Donald Ritchie, author of Reporting from Washington: The History of the Washington Press Corps, Our Constitution, and The Congress of the United States: A Student Companion, has been Associate Historian of the United States Senate for more than three decades. In the post below he puts the guilty verdict in the Scooter Libby trial in perspective.
The conviction of Vice President Dick Cheney’s former chief of staff, Lewis “Scooter” Libby, for lying,
perjury and obstruction of justice marks a major milestone in the long and tortuous history of leak investigations in the federal government. These go back as early as 1800, when Federalists in the Senate conducted an investigation into who leaked to the press the text of a bill to decide disputed presidential electors (that year the Electoral College tied and threw the choice of president to the House of Representatives). Several senators who supported Thomas Jefferson in that election had leaked the bill, but the editor who published it declined to name them and the investigation evaporated after Jefferson won the presidency.

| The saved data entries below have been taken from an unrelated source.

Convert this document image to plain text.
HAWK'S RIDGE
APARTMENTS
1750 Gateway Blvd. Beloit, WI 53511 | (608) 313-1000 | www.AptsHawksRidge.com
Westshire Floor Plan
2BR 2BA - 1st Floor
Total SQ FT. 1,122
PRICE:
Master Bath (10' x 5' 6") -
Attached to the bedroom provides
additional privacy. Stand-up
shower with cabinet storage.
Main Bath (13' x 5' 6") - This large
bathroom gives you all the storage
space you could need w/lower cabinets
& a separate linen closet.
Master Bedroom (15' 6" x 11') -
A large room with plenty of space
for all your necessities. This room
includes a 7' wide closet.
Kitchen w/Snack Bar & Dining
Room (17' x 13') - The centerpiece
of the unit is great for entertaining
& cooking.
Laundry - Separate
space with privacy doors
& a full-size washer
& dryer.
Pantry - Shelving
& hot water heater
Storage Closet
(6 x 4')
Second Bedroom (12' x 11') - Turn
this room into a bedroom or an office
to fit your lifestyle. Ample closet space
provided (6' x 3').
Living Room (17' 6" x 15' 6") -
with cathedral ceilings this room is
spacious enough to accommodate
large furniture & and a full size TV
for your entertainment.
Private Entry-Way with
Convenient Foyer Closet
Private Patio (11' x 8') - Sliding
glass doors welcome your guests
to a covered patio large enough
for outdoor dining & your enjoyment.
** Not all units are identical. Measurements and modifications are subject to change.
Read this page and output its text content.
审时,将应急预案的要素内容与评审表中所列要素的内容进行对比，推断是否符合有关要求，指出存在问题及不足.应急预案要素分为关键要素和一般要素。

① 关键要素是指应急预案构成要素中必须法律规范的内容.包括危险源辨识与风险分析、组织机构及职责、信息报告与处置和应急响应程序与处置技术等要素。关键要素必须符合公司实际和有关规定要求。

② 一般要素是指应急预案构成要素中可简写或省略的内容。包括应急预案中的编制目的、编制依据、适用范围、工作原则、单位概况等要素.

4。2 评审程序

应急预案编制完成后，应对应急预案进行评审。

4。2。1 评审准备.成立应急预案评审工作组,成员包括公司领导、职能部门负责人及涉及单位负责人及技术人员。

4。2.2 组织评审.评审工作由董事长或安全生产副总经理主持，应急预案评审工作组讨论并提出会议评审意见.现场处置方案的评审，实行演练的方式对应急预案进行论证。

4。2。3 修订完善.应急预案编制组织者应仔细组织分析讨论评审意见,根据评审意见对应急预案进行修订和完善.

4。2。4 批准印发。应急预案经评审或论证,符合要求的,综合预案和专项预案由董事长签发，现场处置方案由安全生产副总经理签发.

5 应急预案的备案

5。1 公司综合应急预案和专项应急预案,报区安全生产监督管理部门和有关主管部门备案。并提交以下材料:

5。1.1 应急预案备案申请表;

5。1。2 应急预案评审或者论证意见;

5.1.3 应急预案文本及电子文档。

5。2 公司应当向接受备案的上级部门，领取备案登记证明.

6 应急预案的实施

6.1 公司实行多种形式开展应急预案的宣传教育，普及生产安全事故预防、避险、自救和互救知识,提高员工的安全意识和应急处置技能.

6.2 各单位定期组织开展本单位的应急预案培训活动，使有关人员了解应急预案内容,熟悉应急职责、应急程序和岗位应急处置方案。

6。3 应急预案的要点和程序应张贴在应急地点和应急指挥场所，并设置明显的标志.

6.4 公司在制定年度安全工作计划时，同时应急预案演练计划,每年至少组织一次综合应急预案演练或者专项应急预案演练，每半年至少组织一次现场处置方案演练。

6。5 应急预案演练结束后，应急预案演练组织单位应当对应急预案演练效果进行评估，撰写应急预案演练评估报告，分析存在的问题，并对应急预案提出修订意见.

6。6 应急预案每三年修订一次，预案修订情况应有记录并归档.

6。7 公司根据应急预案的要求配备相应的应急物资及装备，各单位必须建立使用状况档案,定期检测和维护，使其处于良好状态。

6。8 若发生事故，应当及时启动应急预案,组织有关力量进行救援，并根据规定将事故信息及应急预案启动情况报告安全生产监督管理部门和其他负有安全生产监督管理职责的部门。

In 1848, the U.S. Senate imprisoned the Washington correspondent for the New York Herald, in the Capitol Building to make him confess how he got the still secret treaty of Guadalupe Hidalgo, ending the Mexican War. His publisher doubled his salary for every day in captivity, reducing his incentive to name his source, and the Senate had to let him go. In 1871, two reporters for the New York Tribune underwent a similar lock-up in a Capitol committee room for publishing another secret treaty, and that investigation similarly ended unresolved. In those days the Senate debated almost all treaties and nominations behind closed doors, but the next day the newspapers ran detailed stories about the substance of the secret sessions. Reporters joked that if Congress wanted better coverage it should do all of its business in secret. Whenever tempers flared, “smelling committees” would be appointed to hunt down the source of a leak. Invariably they failed, since neither the reporter nor the source had much reason to cooperate with the investigators.
By the twentieth century, leaks had become a mainstay of government. Presidents railed against the release of unauthorized information while alternately leaking whatever suited their purposes. During Lyndon Johnson’s administration, his ambassador to South Vietnam, Henry Cabot Lodge, once lectured reporters that leaking was a “presidential prerogative,” and that other officials who leaked were “usurping” the president’s right. President Richard Nixon deplored leaks and recruited the infamous White House plumbers to plug them, yet in a relaxed moment Nixon reminisced that as a member of the House Un-American Activities Committee investigating Alger Hiss: “I leaked everything, I mean, everything that I could. I leaked out the testimony. I had Hiss convicted before he ever got to the grand jury.” Nixon himself became the victim of Washington’s most famous leaker, “Deep Throat,” who turned out to be the deputy director of the FBI, W. Mark Felt. He leaked to prevent Nixon from derailing the FBI’s investigation of the Watergate burglary.
Scooter Libby’s conviction will not dry up government leaks, since someone in one branch or another will always have a compelling reason to make public information that others in the government seek to keep secret. Leak investigations will likely continue to be difficult to conduct, since reporters will do everything possible to protect their sources (and maintain their access to high-placed information). But prosecutor Patrick Fitzgerald has now prominently posted a warning sign about the consequences of lying about a leak under oath.